How to Fight Schedule Pressure
Time-to-market pressure is the pressure to deliver a good product quickly. It is good because it reflects a financial reality, and is healthy up to a point. Schedule pressure is the pressure to deliver something faster than it can be delivered and it is wasteful, unhealthy, and all too common.
Schedule pressure exists for several reasons. The people who task programmers do not fully appreciate what a strong work ethic we have and how much fun it is to be a programmer. Perhaps because they project their own behaviour onto us, they believe that asking for it sooner will make us work harder to get it there sooner. This is probably actually true, but the effect is very small, and the damage is very great. Additionally, they have no visibility into what it really takes to produce software. Not being able to see it, and not be able to create it themselves, the only thing they can do is see time-to-market pressure and fuss at programmers about it.
The key to fighting schedule pressure is simply to turn it into time-to-market pressure. The way to do this to give visibility into the relationship between the available labour and the product. Producing an honest, detailed, and most of all, understandable estimate of all the labour involved is the best way to do this. It has the added advantage of allowing good management decisions to be made about possible functionality trade-offs.

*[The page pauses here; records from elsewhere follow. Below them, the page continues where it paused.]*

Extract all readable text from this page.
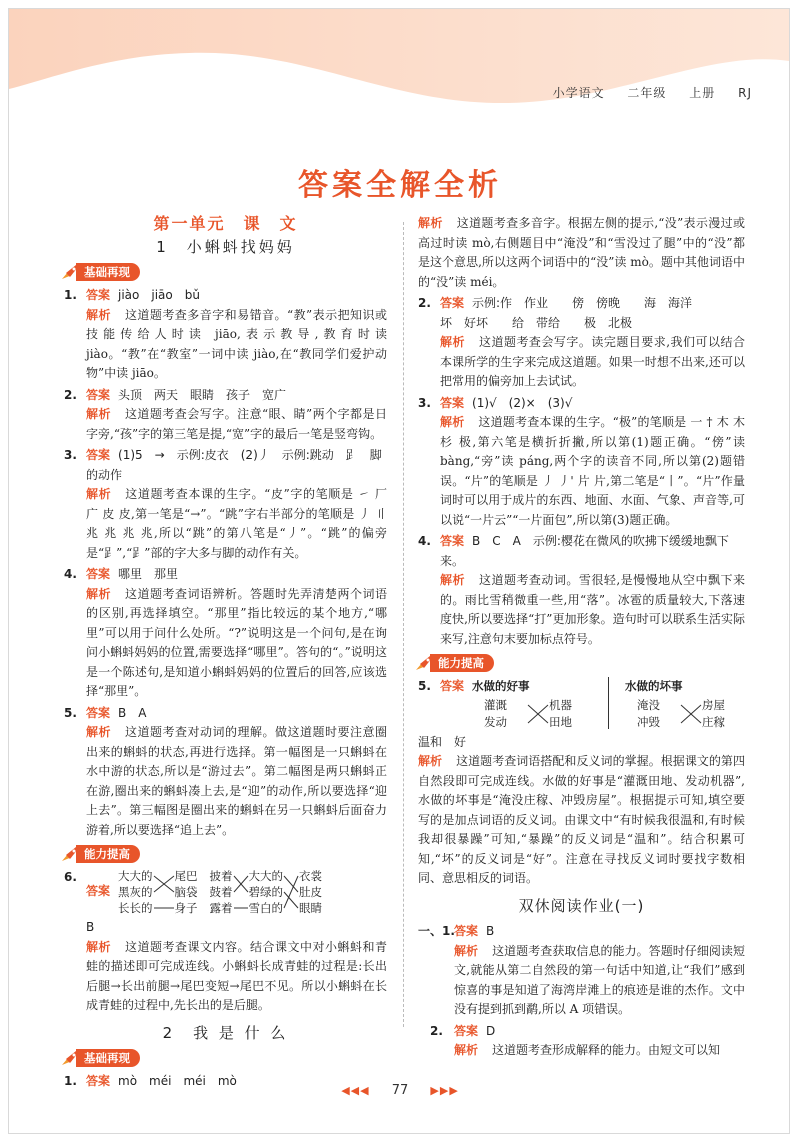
小学语文 二年级 上册 RJ
答案全解全析
第一单元　课　文
1　小蝌蚪找妈妈
基础再现
1. 答案 jiào　jiāo　bǔ
解析 这道题考查多音字和易错音。“教”表示把知识或技能传给人时读 jiāo,表示教导,教育时读 jiào。“教”在“教室”一词中读 jiào,在“教同学们爱护动物”中读 jiāo。
2. 答案 头顶　两天　眼睛　孩子　宽广
解析 这道题考查会写字。注意“眼、睛”两个字都是日字旁,“孩”字的第三笔是提,“宽”字的最后一笔是竖弯钩。
3. 答案 (1)5　→　示例:皮衣　(2)丿　示例:跳动　𧾷　脚的动作
解析 这道题考查本课的生字。“皮”字的笔顺是 ㇀ 厂 广 皮 皮,第一笔是“→”。“跳”字右半部分的笔顺是 丿 〢 兆 兆 兆 兆,所以“跳”的第八笔是“丿”。“跳”的偏旁是“𧾷”,“𧾷”部的字大多与脚的动作有关。
4. 答案 哪里　那里
解析 这道题考查词语辨析。答题时先弄清楚两个词语的区别,再选择填空。“那里”指比较远的某个地方,“哪里”可以用于问什么处所。“?”说明这是一个问句,是在询问小蝌蚪妈妈的位置,需要选择“哪里”。答句的“。”说明这是一个陈述句,是知道小蝌蚪妈妈的位置后的回答,应该选择“那里”。
5. 答案 B　A
解析 这道题考查对动词的理解。做这道题时要注意圈出来的蝌蚪的状态,再进行选择。第一幅图是一只蝌蚪在水中游的状态,所以是“游过去”。第二幅图是两只蝌蚪正在游,圈出来的蝌蚪凑上去,是“迎”的动作,所以要选择“迎上去”。第三幅图是圈出来的蝌蚪在另一只蝌蚪后面奋力游着,所以要选择“追上去”。
能力提高
6.
答案
大大的 尾巴
黑灰的 脑袋
长长的 身子
披着 大大的 衣裳
鼓着 碧绿的 肚皮
露着 雪白的 眼睛
B
解析 这道题考查课文内容。结合课文中对小蝌蚪和青蛙的描述即可完成连线。小蝌蚪长成青蛙的过程是:长出后腿→长出前腿→尾巴变短→尾巴不见。所以小蝌蚪在长成青蛙的过程中,先长出的是后腿。
2　我 是 什 么
基础再现
1. 答案 mò　méi　méi　mò
解析 这道题考查多音字。根据左侧的提示,“没”表示漫过或高过时读 mò,右侧题目中“淹没”和“雪没过了腿”中的“没”都是这个意思,所以这两个词语中的“没”读 mò。题中其他词语中的“没”读 méi。
2. 答案 示例:作　作业　　傍　傍晚　　海　海洋
坏　好坏　　给　带给　　极　北极
解析 这道题考查会写字。读完题目要求,我们可以结合本课所学的生字来完成这道题。如果一时想不出来,还可以把常用的偏旁加上去试试。
3. 答案 (1)√　(2)×　(3)√
解析 这道题考查本课的生字。“极”的笔顺是 一 † 木 木 杉 极,第六笔是横折折撇,所以第(1)题正确。“傍”读 bàng,“旁”读 páng,两个字的读音不同,所以第(2)题错误。“片”的笔顺是 丿 丿' 片 片,第二笔是“丨”。“片”作量词时可以用于成片的东西、地面、水面、气象、声音等,可以说“一片云”“一片面包”,所以第(3)题正确。
4. 答案 B　C　A　示例:樱花在微风的吹拂下缓缓地飘下来。
解析 这道题考查动词。雪很轻,是慢慢地从空中飘下来的。雨比雪稍微重一些,用“落”。冰雹的质量较大,下落速度快,所以要选择“打”更加形象。造句时可以联系生活实际来写,注意句末要加标点符号。
能力提高
5. 答案 水做的好事
灌溉	机器
发动	田地
水做的坏事
淹没	房屋
冲毁	庄稼
温和　好
解析 这道题考查词语搭配和反义词的掌握。根据课文的第四自然段即可完成连线。水做的好事是“灌溉田地、发动机器”,水做的坏事是“淹没庄稼、冲毁房屋”。根据提示可知,填空要写的是加点词语的反义词。由课文中“有时候我很温和,有时候我却很暴躁”可知,“暴躁”的反义词是“温和”。结合积累可知,“坏”的反义词是“好”。注意在寻找反义词时要找字数相同、意思相反的词语。
双休阅读作业(一)
一、1. 答案 B
解析 这道题考查获取信息的能力。答题时仔细阅读短文,就能从第二自然段的第一句话中知道,让“我们”感到惊喜的事是知道了海湾岸滩上的痕迹是谁的杰作。文中没有提到抓到鹬,所以 A 项错误。
2. 答案 D
解析 这道题考查形成解释的能力。由短文可以知
◀◀◀ 77 ▶▶▶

The key insight that the estimate must make plain is that labour is an almost incompressible fluid. You can't pack more into a span of time anymore than you can pack more water into a container over and above that container's volume. In a sense, a programmer should never say ‘no’, but rather to say ‘What will you give up to get that thing you want?’ The effect of producing clear estimates will be to increase the respect for programmers. This is how other professionals behave. Programmers' hard work will be visible. Setting an unrealistic schedule will also be painfully obvious to everyone. Programmers cannot be hoodwinked. It is disrespectful and demoralizing to ask them to do something unrealistic. Extreme Programming amplifies this and builds a process around it; I hope that every reader will be lucky enough to use it.